As can be seen from the above printing, the parameters \(\theta_1\) and \(\theta_2\) in Ansatz at this time are 2.2420275 and -1.0756909 respectively.

By `get_qs`

, the quantum state of the quantum circuit at the optimal parameters can be output.

```
pr = {'alpha0': alpha0, 'alpha1': alpha1, 'alpha2': alpha2, 'theta0': theta0, 'theta1': theta1}
state = circuit.get_qs(pr=pr, ket=True)
print(state)
```

```
(0.37129760050057437-0.9285139157007681j)¦0⟩
(1.4564552975271372e-05+6.455516706194153e-07j)¦1⟩
```

As can be seen from the above printing, this is the quantum state of the quantum circuit at the optimal parameters. As can be seen from its numerical representation, this is a state close to the target state \(|0\rangle\).
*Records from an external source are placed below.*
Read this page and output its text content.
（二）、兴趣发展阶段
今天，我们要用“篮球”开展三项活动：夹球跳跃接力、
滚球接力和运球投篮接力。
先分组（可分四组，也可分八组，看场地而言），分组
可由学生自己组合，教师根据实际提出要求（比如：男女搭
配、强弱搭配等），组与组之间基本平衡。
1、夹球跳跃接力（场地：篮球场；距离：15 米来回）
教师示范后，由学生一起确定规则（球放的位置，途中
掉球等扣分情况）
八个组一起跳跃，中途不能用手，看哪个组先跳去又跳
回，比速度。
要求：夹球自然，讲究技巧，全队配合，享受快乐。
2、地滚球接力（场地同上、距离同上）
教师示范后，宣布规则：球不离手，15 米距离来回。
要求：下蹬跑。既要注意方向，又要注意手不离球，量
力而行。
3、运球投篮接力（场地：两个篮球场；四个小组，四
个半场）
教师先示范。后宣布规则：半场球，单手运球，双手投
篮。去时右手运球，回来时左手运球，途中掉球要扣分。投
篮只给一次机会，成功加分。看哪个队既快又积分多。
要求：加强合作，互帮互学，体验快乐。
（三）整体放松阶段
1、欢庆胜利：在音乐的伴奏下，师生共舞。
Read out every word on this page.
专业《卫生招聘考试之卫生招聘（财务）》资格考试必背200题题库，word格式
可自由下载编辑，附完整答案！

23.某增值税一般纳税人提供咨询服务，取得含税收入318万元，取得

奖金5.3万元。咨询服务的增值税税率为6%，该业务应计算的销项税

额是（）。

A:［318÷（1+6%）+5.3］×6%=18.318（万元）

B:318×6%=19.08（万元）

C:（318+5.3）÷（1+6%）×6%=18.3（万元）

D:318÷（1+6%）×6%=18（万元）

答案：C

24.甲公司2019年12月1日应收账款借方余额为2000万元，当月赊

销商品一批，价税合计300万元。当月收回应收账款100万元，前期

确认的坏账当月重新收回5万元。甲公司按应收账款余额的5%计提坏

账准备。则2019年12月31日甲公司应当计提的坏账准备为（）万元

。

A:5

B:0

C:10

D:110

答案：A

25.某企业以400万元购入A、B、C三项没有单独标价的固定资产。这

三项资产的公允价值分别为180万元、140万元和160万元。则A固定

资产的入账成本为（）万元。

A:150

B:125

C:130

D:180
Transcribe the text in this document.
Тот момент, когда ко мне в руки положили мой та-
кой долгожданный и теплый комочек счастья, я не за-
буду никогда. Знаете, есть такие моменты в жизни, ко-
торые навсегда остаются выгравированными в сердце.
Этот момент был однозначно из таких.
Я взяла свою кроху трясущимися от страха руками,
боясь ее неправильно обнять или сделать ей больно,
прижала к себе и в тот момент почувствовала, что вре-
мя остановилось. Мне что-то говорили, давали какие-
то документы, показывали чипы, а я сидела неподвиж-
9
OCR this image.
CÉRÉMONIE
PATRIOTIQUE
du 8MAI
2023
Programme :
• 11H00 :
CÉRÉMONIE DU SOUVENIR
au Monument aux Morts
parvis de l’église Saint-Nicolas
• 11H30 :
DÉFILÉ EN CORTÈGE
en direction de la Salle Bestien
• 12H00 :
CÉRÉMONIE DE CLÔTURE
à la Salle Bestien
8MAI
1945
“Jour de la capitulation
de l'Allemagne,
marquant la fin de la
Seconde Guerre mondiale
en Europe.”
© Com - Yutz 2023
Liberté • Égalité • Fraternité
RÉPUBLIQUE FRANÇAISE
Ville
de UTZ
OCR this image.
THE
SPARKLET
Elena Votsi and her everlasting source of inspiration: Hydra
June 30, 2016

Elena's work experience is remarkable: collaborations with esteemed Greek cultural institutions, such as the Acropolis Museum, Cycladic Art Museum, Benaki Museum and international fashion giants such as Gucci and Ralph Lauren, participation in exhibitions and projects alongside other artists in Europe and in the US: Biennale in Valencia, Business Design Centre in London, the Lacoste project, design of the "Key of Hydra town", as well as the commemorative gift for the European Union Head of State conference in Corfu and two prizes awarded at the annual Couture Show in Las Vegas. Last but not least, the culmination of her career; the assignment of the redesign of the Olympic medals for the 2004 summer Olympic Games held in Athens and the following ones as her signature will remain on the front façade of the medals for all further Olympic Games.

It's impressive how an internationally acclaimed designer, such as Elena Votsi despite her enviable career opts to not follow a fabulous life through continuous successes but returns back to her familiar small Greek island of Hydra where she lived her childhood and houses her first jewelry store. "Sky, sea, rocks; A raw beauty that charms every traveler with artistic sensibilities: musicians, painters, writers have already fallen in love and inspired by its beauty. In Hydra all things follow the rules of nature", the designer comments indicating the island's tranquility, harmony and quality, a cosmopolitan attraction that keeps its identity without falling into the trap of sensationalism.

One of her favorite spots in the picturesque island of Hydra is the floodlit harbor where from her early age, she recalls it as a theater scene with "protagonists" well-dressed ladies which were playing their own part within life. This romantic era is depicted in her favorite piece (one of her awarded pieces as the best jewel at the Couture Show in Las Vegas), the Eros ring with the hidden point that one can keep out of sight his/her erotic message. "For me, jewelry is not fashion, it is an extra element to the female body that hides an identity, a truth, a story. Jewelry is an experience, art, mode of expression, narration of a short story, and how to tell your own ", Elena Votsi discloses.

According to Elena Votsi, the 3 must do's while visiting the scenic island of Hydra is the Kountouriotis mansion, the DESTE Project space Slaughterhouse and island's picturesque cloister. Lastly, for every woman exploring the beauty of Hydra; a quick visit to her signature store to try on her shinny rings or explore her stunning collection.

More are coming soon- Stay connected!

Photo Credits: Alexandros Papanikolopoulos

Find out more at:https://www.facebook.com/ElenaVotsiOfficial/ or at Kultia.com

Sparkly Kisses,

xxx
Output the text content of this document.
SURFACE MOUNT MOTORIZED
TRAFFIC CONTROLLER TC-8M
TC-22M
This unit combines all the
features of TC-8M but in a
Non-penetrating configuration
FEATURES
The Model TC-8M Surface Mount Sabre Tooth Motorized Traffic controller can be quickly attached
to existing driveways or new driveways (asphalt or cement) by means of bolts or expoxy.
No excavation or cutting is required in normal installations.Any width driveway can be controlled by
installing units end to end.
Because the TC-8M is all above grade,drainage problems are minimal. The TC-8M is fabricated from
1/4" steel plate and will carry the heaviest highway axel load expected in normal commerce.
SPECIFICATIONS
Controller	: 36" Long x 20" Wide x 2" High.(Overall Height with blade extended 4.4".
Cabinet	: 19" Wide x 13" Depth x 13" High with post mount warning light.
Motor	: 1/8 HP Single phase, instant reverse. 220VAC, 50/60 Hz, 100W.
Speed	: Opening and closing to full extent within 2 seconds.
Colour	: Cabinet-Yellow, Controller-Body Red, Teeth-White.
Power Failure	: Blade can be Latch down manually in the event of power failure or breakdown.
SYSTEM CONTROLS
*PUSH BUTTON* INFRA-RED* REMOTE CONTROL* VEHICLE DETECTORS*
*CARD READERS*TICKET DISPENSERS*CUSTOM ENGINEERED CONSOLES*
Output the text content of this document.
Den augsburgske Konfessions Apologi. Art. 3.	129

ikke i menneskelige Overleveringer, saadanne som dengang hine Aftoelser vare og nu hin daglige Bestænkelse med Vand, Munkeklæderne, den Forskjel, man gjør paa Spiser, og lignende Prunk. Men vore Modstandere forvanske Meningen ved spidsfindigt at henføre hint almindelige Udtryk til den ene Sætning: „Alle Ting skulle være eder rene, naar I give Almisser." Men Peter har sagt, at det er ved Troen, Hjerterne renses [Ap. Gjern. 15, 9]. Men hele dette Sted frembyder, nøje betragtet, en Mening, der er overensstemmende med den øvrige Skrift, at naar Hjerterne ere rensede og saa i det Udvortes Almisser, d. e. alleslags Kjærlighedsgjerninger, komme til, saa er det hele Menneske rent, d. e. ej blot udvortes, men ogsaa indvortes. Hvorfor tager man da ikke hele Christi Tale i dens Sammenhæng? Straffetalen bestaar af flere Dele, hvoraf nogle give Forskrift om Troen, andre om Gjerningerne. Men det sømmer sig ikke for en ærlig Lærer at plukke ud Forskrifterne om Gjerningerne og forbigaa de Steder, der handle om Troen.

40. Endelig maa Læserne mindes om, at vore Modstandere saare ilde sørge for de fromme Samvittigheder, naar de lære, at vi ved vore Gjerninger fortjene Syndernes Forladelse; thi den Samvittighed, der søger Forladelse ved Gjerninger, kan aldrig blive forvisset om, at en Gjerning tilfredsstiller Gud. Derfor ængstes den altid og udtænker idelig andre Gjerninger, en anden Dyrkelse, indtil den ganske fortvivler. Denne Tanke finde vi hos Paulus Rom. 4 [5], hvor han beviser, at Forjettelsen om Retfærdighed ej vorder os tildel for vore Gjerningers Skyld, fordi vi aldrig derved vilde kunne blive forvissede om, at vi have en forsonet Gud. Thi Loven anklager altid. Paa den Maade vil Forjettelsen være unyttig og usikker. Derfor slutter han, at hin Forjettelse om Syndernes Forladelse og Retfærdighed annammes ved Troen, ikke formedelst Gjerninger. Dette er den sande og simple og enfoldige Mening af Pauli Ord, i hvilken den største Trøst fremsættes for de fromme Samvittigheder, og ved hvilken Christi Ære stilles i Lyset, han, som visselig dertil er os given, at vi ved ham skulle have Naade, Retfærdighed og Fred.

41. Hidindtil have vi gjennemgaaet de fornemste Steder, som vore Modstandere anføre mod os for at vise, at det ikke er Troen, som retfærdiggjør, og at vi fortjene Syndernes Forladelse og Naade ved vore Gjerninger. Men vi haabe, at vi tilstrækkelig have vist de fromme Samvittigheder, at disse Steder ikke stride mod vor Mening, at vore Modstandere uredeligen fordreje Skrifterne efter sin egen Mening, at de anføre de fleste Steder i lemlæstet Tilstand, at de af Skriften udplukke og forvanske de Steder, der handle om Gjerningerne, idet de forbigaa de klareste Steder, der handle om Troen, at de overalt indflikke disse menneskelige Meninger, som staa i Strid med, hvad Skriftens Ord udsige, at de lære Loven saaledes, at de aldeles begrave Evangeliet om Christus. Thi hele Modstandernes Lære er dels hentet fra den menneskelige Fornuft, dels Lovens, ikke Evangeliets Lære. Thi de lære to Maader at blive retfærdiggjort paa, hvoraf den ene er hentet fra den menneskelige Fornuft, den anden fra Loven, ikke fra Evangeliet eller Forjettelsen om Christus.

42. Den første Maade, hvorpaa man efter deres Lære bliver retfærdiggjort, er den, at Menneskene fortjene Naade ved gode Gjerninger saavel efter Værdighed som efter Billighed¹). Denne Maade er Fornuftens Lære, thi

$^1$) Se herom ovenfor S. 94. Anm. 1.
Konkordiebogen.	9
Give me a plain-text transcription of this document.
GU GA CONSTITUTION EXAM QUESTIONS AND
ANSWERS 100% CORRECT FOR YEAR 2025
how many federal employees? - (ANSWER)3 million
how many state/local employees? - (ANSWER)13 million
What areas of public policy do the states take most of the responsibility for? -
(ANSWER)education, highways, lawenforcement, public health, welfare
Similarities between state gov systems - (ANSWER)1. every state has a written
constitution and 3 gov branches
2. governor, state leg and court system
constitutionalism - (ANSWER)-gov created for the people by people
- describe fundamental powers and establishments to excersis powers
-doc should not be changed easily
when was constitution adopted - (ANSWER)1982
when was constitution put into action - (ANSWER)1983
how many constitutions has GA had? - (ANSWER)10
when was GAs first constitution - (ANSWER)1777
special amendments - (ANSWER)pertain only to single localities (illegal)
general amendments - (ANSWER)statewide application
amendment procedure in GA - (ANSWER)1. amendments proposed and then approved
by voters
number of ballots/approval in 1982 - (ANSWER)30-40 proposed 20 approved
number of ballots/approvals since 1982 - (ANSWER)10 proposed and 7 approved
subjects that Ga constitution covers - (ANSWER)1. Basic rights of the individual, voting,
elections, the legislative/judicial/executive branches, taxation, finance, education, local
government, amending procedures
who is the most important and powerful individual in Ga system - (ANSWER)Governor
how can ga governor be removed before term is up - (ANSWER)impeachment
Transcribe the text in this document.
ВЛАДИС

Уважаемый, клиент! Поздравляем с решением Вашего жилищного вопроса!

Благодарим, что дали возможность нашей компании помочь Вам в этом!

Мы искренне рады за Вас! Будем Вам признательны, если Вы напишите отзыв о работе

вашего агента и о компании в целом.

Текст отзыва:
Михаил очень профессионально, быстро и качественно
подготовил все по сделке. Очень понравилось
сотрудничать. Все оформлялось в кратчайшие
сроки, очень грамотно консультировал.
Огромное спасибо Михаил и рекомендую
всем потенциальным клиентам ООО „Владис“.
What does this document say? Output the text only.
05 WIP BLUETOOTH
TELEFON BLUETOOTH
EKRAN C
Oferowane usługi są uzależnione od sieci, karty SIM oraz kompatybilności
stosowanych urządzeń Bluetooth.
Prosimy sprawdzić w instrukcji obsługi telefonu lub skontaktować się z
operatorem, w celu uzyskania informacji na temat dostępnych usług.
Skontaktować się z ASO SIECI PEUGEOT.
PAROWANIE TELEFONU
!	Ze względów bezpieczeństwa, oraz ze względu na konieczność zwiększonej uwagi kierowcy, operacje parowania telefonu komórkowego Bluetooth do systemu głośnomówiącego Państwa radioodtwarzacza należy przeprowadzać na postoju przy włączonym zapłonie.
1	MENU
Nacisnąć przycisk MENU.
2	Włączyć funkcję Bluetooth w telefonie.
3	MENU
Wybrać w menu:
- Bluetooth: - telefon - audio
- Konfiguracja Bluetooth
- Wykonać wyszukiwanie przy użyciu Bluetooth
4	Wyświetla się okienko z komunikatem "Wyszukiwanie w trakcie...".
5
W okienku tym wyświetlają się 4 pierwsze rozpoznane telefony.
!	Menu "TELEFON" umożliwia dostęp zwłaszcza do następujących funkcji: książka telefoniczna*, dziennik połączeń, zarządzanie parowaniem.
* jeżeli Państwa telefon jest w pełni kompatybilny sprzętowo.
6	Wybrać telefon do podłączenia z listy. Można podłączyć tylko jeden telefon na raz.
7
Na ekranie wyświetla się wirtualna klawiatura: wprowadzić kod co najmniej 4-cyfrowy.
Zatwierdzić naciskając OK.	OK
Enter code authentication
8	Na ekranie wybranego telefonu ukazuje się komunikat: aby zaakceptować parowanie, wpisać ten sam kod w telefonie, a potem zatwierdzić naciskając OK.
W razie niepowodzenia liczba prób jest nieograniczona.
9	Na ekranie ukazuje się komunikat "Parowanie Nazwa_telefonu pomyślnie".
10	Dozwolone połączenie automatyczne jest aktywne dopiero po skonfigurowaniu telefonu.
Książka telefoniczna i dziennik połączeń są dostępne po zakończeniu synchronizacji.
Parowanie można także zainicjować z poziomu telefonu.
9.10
Finally, we calculate the fidelity of this quantum state to the target state \(|0\rangle\) (to verify how similar the two quantum states are), and print the fidelity.

```
state = circuit.get_qs(pr=pr)
fid = np.abs(np.vdot(state, [1, 0]))**2 # Fidelity is the modulus square of the absolute value of the vector inner product, that is, the modulus square of the inner product of the vector corresponding to the quantum state and the vector [1,0] corresponding to the |0> state at this time is calculated.
print(fid)
```

```
0.9999999997874571
```

It can be seen that the fidelity at this time is 100.00%, that is to say, the similarity between this state and the target state \(|0\rangle\) is 100.00%.

To sum up, we built a simple quantum neural network. By training the parameters in Ansatz, the error generated by the Encoder on the initial quantum state was offset, so that the final quantum state was still \(|0\rangle\), and the fidelity reached 100.00%.

So far, we have completed the first experience of quantum neural network by MindQuantum! Hurry up and experience the fun of quantum programming!